Dr. Duane Keown, who retired from the University of Wyoming 11 years ago, dreamed of becoming a professional baseball player, but became a professor of science education instead.
Keown was raised in a small town in Colorado. He said when he learned science in high school, it did not seem that important, “but it didn’t take long in college.” Dr. Lawrence Walker was his biology professor in college.
“I came out of there thinking ‘Hey, biology has got a lot of answers,'” Keown said. “He really seemed like he could relate what was happening in biology to the future. When he would talk about what some of the first scientists had discovered, I would think ‘My God. How did he ever figure that out?’”
Even though Keown graduated at the top of his class in high school, he said he felt like he was not really a student. College was when academics finally took hold of him. “I can remember the names of every freshman professor I had because I just saw that all of a sudden school was important.”

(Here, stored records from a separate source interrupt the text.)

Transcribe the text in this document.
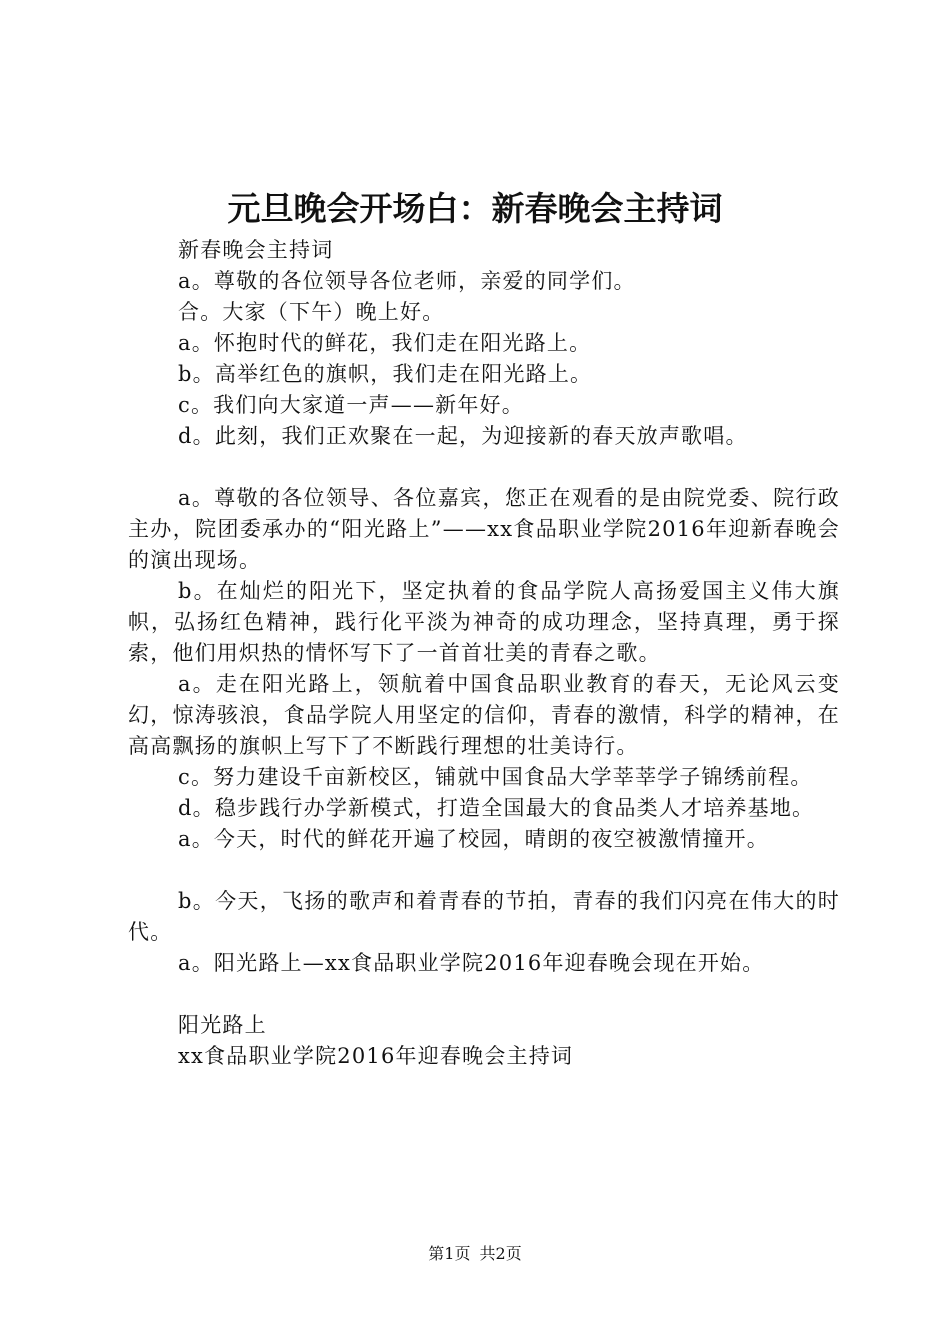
元旦晚会开场白：新春晚会主持词
新春晚会主持词
a。尊敬的各位领导各位老师，亲爱的同学们。
合。大家（下午）晚上好。
a。怀抱时代的鲜花，我们走在阳光路上。
b。高举红色的旗帜，我们走在阳光路上。
c。我们向大家道一声——新年好。
d。此刻，我们正欢聚在一起，为迎接新的春天放声歌唱。
a。尊敬的各位领导、各位嘉宾，您正在观看的是由院党委、院行政主办，院团委承办的“阳光路上”——xx食品职业学院2016年迎新春晚会的演出现场。
b。在灿烂的阳光下，坚定执着的食品学院人高扬爱国主义伟大旗帜，弘扬红色精神，践行化平淡为神奇的成功理念，坚持真理，勇于探索，他们用炽热的情怀写下了一首首壮美的青春之歌。
a。走在阳光路上，领航着中国食品职业教育的春天，无论风云变幻，惊涛骇浪，食品学院人用坚定的信仰，青春的激情，科学的精神，在高高飘扬的旗帜上写下了不断践行理想的壮美诗行。
c。努力建设千亩新校区，铺就中国食品大学莘莘学子锦绣前程。
d。稳步践行办学新模式，打造全国最大的食品类人才培养基地。
a。今天，时代的鲜花开遍了校园，晴朗的夜空被激情撞开。
b。今天，飞扬的歌声和着青春的节拍，青春的我们闪亮在伟大的时代。
a。阳光路上—xx食品职业学院2016年迎春晚会现在开始。
阳光路上
xx食品职业学院2016年迎春晚会主持词
第1页 共2页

In the ‘70s, the United States was trying to catch up with Russia in the realm of science. The National Science Foundation put together a scholarship that allowed high school science teachers to return to college. The scholarship paid well so Keown decided to attended Ball State University. He said he remembers that after his tuition and books were paid, what he took home was $17 a month less than what he was making as a teacher.
He had planned on returning to Colorado after he finished school, but jobs were scarce so he put in his application at UW. His education at Ball State had prepared him to be a biology professor in a small college, but “the job here was actually in the lab school at the college of education,” he said.
“I am most passionate about educating to public concerning our environment,” he said. “It just seems like it is so overlooked. Kids take a biology class and they come out of there knowing a little bit about the Krebs cycle and a little bit about photosynthesis, but they never tie it to themselves.”
“If I had a passion for anything it would be how tied we are to the environment. Here we are prancing around on the Earth thinking we’re champions when we’re really just a part of it,” he said.
Since the time Keown attended school at Ball State, America has caught up with Russia in the science race and science scores on tests have improved. “I think there are a lot of folks who would say you can’t throw money at it. Right now, Wyoming is throwing a lot of money at science education.”
Although Keown has a list of honors and accolades as long as his arm, he said he is most proud of the work he did helping educators implement environmental and conservation education. He worked with a doctoral student who had a plan to spread conservation education throughout the state. “His plan was to bring teachers into the university from high schools and put together activity manuals that they could take back and do with their classes at Wyoming high schools,” Keown said.
After the student he was working with graduated, Keown took over. “Wild Wonderful Wyoming: Choices for the Future” is the result. The program included workshops for teachers and manual that contained a series of activities teaching children about the natural world and the humans place within it.